El Cultural

La casa de la Vida

Paseo por la Fundación de Iria Flavia el mismo día de su muerte

17 enero, 2002 01:00

Don Claudio Pernalete y señora (1947). üleo de Camilo José Cela

En la muerte de Camilo José Cela

Es probable que el once de mayo de 1916 lloviese en Iria Flavia, a eso de las nueve y veinte de la noche, cuando Camila Enmanuela Trulock dio a luz a Camilo José Manuel Juan Ramón Francisco de Jerónimo, que esos eran todos los nombres de Cela. A unos les parecerá exagerada esta costumbre de ponerle nombres a un niño como quien anota deseos en una lista al comenzar el año; otros, los que piensan que el nombre acaba por marcar carácter, creerán de todo punto necesario darle cuando menos, al recién nacido, un catálogo de caracteres, que al cabo es antología de destinos, entre los que escoger.

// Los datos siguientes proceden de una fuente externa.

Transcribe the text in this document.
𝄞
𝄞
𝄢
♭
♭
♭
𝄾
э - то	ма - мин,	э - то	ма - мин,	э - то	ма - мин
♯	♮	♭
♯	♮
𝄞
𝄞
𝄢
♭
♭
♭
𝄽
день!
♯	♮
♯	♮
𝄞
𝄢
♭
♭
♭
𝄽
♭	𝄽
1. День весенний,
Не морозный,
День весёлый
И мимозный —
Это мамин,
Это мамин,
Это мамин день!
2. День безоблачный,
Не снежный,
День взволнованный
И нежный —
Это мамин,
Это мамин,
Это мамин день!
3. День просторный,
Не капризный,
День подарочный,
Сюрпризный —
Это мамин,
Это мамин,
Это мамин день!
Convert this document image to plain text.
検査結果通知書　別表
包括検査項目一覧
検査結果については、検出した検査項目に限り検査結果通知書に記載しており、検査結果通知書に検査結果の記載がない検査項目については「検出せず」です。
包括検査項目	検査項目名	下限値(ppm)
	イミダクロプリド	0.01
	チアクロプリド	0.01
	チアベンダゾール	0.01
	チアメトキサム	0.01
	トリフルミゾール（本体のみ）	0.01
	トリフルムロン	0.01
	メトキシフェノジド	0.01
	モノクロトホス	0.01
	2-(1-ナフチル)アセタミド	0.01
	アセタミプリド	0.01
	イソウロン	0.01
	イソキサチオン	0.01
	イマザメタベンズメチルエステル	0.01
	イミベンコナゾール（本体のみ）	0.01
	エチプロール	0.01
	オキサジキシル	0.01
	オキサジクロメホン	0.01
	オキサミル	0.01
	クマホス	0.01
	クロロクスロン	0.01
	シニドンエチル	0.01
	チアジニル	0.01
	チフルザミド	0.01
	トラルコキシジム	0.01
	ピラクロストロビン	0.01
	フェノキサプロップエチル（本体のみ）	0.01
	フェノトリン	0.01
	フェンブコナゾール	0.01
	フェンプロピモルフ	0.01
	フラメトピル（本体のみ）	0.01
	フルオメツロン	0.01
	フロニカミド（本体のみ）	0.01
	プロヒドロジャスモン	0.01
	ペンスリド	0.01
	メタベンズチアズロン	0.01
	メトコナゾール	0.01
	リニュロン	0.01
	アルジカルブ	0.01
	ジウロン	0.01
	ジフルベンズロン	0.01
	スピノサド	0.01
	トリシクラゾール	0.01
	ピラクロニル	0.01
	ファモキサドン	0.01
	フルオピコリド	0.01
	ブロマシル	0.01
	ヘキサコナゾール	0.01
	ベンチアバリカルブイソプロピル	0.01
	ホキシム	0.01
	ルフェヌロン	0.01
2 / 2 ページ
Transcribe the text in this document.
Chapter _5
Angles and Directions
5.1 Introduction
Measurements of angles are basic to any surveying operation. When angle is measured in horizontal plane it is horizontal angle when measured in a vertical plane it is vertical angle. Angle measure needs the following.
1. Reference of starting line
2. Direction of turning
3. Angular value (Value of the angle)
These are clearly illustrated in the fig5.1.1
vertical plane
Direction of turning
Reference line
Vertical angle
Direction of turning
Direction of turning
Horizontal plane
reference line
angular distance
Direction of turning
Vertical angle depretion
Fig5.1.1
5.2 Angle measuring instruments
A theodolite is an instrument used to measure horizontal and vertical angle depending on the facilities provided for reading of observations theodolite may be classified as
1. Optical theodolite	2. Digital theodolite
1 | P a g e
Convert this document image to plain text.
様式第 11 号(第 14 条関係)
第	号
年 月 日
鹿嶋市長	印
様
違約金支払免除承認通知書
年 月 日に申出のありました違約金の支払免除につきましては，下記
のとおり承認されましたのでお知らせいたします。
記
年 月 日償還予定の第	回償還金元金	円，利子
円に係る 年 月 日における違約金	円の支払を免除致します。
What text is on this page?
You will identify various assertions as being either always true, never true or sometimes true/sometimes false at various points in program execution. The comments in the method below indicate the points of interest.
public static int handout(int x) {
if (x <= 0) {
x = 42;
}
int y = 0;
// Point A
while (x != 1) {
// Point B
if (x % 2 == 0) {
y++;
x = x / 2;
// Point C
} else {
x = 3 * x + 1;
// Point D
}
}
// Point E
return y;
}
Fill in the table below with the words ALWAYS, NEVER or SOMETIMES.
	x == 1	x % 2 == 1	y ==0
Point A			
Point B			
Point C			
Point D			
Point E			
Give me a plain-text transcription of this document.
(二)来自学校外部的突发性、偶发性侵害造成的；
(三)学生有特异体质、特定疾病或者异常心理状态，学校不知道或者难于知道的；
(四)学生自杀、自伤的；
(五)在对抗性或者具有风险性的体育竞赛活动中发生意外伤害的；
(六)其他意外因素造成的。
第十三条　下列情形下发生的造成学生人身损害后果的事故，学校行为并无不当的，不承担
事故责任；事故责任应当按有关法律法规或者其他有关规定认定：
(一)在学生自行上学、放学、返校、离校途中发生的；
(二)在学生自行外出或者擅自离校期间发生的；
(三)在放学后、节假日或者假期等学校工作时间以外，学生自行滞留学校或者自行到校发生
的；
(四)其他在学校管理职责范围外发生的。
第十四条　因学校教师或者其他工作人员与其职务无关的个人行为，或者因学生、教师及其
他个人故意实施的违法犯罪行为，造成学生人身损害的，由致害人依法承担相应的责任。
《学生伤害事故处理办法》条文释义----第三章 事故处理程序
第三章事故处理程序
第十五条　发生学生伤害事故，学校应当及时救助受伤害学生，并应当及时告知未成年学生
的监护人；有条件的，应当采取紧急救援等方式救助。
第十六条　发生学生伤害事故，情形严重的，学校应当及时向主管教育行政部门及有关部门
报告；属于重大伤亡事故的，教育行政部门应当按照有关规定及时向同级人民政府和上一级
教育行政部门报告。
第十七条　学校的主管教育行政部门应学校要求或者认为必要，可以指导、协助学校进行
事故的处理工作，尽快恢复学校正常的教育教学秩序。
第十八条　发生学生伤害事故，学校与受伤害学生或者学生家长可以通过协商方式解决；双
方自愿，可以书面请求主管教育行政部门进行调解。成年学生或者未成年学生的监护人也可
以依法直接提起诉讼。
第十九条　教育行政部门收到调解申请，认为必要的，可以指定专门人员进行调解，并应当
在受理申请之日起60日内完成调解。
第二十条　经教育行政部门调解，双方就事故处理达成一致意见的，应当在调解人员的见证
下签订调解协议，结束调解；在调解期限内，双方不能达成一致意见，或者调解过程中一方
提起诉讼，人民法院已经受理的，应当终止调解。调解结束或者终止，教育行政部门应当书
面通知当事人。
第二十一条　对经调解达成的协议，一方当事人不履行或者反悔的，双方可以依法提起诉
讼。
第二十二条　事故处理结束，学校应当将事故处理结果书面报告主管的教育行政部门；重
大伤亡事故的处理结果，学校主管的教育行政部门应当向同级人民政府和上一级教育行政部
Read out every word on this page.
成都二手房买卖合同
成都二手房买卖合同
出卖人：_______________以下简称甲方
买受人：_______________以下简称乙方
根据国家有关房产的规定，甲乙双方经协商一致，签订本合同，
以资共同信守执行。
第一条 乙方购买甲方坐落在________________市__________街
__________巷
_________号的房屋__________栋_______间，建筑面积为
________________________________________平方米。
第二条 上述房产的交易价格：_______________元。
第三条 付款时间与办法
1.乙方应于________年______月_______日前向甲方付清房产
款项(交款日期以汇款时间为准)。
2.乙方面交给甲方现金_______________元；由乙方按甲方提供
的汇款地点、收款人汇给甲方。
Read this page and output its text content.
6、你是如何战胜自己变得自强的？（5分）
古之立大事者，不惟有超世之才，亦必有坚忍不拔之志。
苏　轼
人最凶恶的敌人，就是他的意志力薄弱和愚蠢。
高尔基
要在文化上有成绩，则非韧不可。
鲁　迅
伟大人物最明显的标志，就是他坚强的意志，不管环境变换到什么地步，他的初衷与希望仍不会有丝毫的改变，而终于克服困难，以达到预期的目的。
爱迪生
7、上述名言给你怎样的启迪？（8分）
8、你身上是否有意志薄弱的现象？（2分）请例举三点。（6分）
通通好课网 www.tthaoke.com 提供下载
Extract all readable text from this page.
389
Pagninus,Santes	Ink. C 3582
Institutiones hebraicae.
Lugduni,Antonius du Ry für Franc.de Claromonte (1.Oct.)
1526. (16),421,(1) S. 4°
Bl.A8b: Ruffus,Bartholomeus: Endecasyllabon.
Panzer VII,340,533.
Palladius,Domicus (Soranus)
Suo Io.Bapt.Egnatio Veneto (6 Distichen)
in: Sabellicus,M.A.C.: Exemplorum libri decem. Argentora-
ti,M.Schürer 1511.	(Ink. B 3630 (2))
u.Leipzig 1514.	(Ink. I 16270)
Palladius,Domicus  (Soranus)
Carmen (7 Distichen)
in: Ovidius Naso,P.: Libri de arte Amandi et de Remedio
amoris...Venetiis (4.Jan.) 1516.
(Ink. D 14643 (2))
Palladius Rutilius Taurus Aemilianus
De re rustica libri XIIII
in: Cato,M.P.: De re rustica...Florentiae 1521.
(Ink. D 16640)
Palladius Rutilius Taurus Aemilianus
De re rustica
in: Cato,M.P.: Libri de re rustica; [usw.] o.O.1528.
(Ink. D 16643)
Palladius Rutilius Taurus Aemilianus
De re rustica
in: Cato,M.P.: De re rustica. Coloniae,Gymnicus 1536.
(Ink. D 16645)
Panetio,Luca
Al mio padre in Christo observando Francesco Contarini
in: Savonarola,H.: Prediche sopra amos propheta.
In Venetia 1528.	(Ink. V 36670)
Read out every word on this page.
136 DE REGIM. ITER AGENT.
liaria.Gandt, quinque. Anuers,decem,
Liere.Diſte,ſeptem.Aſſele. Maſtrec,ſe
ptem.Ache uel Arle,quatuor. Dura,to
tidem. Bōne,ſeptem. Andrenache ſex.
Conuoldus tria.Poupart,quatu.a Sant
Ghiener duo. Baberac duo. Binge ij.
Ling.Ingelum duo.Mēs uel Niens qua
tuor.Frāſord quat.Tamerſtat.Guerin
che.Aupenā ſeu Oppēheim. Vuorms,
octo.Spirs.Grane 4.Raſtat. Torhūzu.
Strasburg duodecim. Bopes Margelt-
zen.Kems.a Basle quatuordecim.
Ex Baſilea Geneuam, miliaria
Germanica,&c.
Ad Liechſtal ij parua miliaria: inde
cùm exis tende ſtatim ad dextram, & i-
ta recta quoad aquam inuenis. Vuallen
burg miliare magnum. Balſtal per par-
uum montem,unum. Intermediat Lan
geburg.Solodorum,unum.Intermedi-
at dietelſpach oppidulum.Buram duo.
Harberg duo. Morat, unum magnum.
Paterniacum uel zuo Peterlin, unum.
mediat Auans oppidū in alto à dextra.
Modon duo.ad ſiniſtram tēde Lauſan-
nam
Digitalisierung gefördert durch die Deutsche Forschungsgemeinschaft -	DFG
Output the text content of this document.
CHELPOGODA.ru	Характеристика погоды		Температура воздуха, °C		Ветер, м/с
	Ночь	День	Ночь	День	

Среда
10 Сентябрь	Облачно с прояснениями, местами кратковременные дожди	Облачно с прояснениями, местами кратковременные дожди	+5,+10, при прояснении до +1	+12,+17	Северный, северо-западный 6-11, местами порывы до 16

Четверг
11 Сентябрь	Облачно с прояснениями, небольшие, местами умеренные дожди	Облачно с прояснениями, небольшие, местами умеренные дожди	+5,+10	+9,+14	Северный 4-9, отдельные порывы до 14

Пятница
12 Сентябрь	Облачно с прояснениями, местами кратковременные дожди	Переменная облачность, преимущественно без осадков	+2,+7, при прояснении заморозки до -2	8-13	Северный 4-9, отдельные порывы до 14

Es probable, en cualquier caso, que lloviera la noche de aquel once de mayo. La niebla traduce el paisaje al chino y la lluvia lo vierte, inmisericorde, al gallego. Es probable que lloviera entonces y llueve hoy, diecisiete de enero, cuando de todos los posibles futuros de aquel niño se ha cumplido uno que no sabemos si es el que él deseó, pero lo parece. Llueve hoy, diecisiete de enero, cuando su vida se ha cerrado de un portazo y uno es el primero en asomarse tras el golpe definitivo a la que fue su casa natal de Iria Flavia, en la que están las cosas que el tiempo fue dejando a la orilla de su vida, el oro decantado de los días.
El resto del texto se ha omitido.